First drive: Porsche Cayman R 2012 in Dubai
Driving while sitting two inches away from a raspy high-revving engine is rather uncommon for most people. It’d mean you’re either driving a Ferrari 458 or a Toyota Hiace. But somewhere in between is the Porsche Cayman, supposedly the most balanced sports car in the world. We can now confirm that, after our stint with the Cayman R.
The Cayman R continues the Porsche tradition of offering more for less. More money for less features, that is. The R gains lower suspension, 10 horses and other minor upgrades, but various other things were changed or removed to reduce weight, such as the addition of a fixed spoiler instead of a pop-up one, lighter-weight wheels, aluminium doors, carbon-fibre seat backing, removal of the a/c and stereo, the replacement of inner door handles with cloth straps, and the removal of the shade over the gauges, all adding up to weight-savings of only 55 kilos.

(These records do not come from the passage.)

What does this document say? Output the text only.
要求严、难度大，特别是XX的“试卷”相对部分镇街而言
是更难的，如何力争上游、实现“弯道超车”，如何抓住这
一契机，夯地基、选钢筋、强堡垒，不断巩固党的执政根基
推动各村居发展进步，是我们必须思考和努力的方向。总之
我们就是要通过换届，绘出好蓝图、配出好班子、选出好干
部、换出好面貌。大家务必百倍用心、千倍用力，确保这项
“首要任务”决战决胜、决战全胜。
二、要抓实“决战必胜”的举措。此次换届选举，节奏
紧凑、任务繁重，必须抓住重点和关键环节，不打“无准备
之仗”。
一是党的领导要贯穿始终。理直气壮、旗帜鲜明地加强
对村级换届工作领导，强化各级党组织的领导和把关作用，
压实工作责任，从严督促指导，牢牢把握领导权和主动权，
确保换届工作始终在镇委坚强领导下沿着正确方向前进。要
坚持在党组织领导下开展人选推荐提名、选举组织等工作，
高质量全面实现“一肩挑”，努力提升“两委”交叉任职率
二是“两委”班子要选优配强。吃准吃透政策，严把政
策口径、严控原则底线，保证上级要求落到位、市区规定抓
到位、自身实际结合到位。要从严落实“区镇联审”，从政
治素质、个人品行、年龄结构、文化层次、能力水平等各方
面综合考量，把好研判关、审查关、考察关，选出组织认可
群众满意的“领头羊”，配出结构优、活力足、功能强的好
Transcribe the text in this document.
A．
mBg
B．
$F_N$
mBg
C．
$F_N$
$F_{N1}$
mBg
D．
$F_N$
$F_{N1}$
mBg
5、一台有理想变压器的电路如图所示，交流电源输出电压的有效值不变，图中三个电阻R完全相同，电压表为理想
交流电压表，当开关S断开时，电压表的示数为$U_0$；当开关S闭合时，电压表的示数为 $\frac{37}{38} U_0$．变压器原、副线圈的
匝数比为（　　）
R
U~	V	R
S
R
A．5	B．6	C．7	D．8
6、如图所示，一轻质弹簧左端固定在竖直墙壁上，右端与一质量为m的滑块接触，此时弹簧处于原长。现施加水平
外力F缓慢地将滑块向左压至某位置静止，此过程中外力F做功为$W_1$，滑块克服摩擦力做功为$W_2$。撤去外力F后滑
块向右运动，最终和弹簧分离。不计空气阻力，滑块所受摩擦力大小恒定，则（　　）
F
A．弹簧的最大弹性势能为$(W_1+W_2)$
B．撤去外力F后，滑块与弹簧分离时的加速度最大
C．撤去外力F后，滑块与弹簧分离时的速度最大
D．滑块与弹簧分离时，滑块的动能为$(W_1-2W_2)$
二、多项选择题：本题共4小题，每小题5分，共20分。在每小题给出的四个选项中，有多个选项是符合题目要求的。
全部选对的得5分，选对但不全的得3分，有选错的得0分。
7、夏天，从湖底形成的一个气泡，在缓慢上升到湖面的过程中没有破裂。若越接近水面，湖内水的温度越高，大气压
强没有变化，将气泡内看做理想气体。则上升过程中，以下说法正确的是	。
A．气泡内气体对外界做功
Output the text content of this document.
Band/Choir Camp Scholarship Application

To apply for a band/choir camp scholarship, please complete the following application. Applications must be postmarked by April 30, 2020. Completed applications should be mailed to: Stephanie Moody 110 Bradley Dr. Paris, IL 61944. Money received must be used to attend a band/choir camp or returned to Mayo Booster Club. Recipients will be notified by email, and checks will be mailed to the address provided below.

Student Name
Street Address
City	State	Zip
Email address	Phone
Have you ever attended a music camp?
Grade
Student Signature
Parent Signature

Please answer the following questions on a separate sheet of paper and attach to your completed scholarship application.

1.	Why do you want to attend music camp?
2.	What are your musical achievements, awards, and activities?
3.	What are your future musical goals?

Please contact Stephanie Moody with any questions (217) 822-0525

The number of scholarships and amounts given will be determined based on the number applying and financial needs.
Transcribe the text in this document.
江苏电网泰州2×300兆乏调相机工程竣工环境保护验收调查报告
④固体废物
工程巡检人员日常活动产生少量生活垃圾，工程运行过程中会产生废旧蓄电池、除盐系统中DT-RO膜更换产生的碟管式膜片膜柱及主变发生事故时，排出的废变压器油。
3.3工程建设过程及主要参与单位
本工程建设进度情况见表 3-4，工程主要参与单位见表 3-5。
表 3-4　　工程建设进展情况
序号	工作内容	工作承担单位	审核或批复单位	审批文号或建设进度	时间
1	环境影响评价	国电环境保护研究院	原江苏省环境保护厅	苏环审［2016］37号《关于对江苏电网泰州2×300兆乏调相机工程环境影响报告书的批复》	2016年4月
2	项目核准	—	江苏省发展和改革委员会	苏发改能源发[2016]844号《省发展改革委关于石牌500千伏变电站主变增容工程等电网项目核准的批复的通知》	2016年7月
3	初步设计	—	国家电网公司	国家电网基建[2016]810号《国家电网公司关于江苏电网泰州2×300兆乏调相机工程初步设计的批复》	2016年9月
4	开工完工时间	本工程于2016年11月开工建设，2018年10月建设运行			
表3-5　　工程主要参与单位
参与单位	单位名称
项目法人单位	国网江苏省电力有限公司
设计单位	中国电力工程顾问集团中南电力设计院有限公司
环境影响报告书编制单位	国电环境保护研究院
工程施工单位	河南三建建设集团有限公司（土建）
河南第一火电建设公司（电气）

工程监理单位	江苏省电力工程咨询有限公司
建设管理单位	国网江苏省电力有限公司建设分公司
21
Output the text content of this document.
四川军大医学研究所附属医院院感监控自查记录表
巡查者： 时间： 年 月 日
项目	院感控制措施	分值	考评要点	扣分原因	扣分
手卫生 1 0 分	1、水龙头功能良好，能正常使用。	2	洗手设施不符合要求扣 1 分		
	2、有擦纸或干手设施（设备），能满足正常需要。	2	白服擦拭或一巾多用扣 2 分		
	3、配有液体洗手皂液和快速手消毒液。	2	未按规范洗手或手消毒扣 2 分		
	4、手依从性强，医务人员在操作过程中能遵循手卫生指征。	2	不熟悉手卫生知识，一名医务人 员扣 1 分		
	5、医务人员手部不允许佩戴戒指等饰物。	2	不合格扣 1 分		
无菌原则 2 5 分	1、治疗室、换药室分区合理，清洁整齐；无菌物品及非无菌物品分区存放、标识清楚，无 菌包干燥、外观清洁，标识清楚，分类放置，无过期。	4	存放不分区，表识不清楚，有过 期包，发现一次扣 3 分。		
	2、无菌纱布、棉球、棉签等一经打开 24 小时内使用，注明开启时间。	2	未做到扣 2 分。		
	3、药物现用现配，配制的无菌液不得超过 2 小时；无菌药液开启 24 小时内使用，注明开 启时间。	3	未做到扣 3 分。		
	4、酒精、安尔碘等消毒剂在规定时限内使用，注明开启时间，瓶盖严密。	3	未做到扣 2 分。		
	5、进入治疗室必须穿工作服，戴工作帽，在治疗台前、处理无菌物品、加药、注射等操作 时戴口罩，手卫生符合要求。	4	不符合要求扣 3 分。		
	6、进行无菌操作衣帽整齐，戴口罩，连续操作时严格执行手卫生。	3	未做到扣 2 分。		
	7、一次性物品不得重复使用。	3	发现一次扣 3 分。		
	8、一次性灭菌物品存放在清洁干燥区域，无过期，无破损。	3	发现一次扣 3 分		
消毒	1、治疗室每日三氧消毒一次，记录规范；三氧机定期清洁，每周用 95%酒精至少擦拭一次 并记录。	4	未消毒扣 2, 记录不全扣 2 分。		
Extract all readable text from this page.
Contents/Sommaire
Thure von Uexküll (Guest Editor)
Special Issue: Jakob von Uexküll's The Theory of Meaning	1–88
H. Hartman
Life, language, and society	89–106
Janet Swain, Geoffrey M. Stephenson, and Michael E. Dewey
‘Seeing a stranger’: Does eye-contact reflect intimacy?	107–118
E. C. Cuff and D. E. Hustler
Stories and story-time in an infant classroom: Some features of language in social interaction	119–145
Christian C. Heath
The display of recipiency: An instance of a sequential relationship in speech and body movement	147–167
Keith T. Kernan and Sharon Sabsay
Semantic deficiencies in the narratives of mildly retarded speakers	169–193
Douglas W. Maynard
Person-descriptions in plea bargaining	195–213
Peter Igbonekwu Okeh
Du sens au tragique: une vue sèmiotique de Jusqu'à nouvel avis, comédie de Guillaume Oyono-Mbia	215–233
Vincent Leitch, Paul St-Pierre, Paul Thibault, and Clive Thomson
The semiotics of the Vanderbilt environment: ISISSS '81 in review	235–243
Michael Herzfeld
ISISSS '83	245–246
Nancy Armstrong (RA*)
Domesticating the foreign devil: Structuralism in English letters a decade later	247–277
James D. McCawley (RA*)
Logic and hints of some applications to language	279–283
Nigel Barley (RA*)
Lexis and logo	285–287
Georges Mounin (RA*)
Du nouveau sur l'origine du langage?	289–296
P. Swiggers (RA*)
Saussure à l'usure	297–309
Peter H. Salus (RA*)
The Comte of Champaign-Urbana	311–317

Hilariously, our test car was equipped back with an a/c as well as the heavier PDK automatic gearbox, turning HID headlights, surround-sound stereo, parking sensors, sports exhaust and even a touchscreen navigation computer, all extra-cost options that probably put most of the deleted weight back on.
The Cayman is rather practical in terms of space, at least when compared to sports cars such as our BMW M Roadster. The tub under the bonnet and the other tub under the rear hatch both add up to significant space for groceries. There is even a net over the carpeted engine compartment to hold smaller items. The a/c is good, while the thin pillars offer up an airy cockpit with good all-round visibility. Of course, they’ve deleted the cup-holders too, but we hear the regular Caymans get them.
Not practical are the optional racing-styles seats, which require you to drop into them rather than slide in. This means that when you have to come out again, it’s like trying to pop your butt out of a bucket. But hell, they’re amazing for holding you in when the driving rampage starts.
The R comes with a 3.4-litre flat-6 generating 330 hp at a raucous 7400 rpm, and 370 Nm of torque peaking from 4750 rpm, with an optional “Sport Chrono Package Plus” system somehow adding extra kick (or just a psychological boost, what with that tacked-on lap-counter on the dash). It revs hard and sounds brawny while doing it. The engine doesn’t kick as hard as today’s turbocharged machinery, but rather, builds up power gradually, with the PDK flicking through the gears at lightning speed, whether in manual or automatic mode. We managed a 0-100 kph time of 6.1 seconds in the summer, enough to keep up with most muscle-cars. Our as-tested fuel economy of 14.9 litres/100 km however, is nothing to brag about.
The Cayman R’s priorities lie elsewhere though. The suspension, the mid-engine setup and the controls, all were tuned purely for handling. And handle it does; there is no discernible body roll around corners as we pointed the car wherever we wanted. The steering is sharp, very firm, and full of feedback.
There doesn’t seem to be any understeer dialled in either, unlike most street-cars. When we gradually dipped the throttle further around a turn, instead of the front going wide, the rear stepped out a bit and we brought it back in line rather easily before the stability control could intervene. That’s how beautiful the balance is. We couldn’t really comment on overall grip, because just then we realised that our car’s tyres were halfway worn down by other journalists. The brakes felt mushy too, probably for the same reason. We assume they would be phenomenal otherwise.
The Cayman R isn’t designed for comfort. The ride is harsh, the tyre roar is horrendous and the interior padding is firm. Still, you get cold air, cruise control, power windows and leather on everything, so the ambience is as good as the price promises.
And pricey it is, starting at Dhs 233,700, with our optioned-up car coming in at Dhs 291,450. It is not cheap by any means, but the Cayman R is as close to driving a real race-car as you can get without actually signing up for one of those local motorsports events that nobody watches.
How did you manage a pathetically slow 6.1 seconds to 100 kph in a PDK equipped CR when every other journalist has managed 4.6 or better? Particularly given the car was equipped with Sport Chrono Plus and therefore Launch Control.
Even allowing for high temperatures, I would not expect a deviation of greater than 0.5 seconds from the mean of 4.7 seconds as reported (conservatively) by the manufacturer.